Frequent buses and share taxis run from Siem Reap and Battambang to Poipet. Don't get off the bus until you reach the big roundabout adjacent to the border post. Buying a ticket all the way to Bangkok can expedite things and save you the hassle of finding onward transport on the Thai side. There are now several bus companies that offer through-buses from Siem Reap to Mo Chit bus station in Bangkok.
At the border Be prepared to wait in sweltering immigration lines on both sides – waits of two or more hours are not uncommon, especially in the high season. Show up early in the morning to avoid the crowds, but be aware that rarely does anybody get across before 6.30am. You can pay a special 'VIP fee' (aka a bribe) of 200B on either side to skip the lines, but beware of scams and realise that you are contributing to longer wait times for everybody else. There is no departure tax to leave Cambodia despite what Cambodian border officials might tell you. Entering Thailand, most nationalities are issued 15-day visa waivers free of charge.
Coming in from Thailand, under no circumstances should you deal with any 'Cambodian' immigration officials who might approach you on the Thai side – this is a scam. Entering Cambodia, the official tourist visa fee is US$30, but it's common to be charged $35. If you don't mind waiting around, you can usually get the official rate if you politely hold firm. Procuring an e-visa (US$37) before travel won't save you any money but will lower your stress levels.

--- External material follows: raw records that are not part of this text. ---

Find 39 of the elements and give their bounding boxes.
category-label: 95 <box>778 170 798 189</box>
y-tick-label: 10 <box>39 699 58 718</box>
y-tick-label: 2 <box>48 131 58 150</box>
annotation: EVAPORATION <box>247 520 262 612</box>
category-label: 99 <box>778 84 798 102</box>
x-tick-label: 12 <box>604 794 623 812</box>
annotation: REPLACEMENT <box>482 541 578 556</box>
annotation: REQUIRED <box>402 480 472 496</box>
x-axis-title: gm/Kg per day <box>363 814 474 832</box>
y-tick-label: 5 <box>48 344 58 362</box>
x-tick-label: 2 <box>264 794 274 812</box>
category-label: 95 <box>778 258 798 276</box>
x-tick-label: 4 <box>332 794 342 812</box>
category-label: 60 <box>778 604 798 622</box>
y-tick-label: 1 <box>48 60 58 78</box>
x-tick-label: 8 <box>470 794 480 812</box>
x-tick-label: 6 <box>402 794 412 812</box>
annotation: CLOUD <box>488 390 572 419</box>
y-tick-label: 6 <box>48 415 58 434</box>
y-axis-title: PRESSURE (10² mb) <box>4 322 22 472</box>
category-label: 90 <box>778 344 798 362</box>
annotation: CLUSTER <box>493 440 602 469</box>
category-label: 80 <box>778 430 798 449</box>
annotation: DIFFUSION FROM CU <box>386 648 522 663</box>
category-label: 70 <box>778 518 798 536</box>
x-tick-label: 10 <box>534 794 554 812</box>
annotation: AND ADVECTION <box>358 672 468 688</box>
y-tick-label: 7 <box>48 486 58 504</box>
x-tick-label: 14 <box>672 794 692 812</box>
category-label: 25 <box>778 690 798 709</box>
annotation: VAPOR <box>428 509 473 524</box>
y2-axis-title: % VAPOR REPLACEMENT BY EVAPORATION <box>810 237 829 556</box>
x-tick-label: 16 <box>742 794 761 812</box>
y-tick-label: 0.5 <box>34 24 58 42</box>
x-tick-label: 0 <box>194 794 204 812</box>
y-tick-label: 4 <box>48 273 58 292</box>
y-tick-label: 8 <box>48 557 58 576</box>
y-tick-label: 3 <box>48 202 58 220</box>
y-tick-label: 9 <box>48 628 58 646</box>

Moving on Minibuses wait just over the border on the Thai side to whisk you to Bangkok’s Victory Monument (230B, four hours, every 30 minutes from 6.30am to 4.30pm). Or make your way 7km to Aranya Prathet by tuk tuk (100B) or sŏrngtăaou (pick-up truck; 15B), from where there are regular buses to Bangkok's Mo Chit and Eastern station between 5am and 3pm (229B, five to six hours). Make sure your tuk tuk driver takes you to the main bus station in Aranya Prathet for your 100B, not to the smaller station about 1km from the border (a common scam). The 6.40am and the 1.55pm trains (six hours) are other options to Bangkok.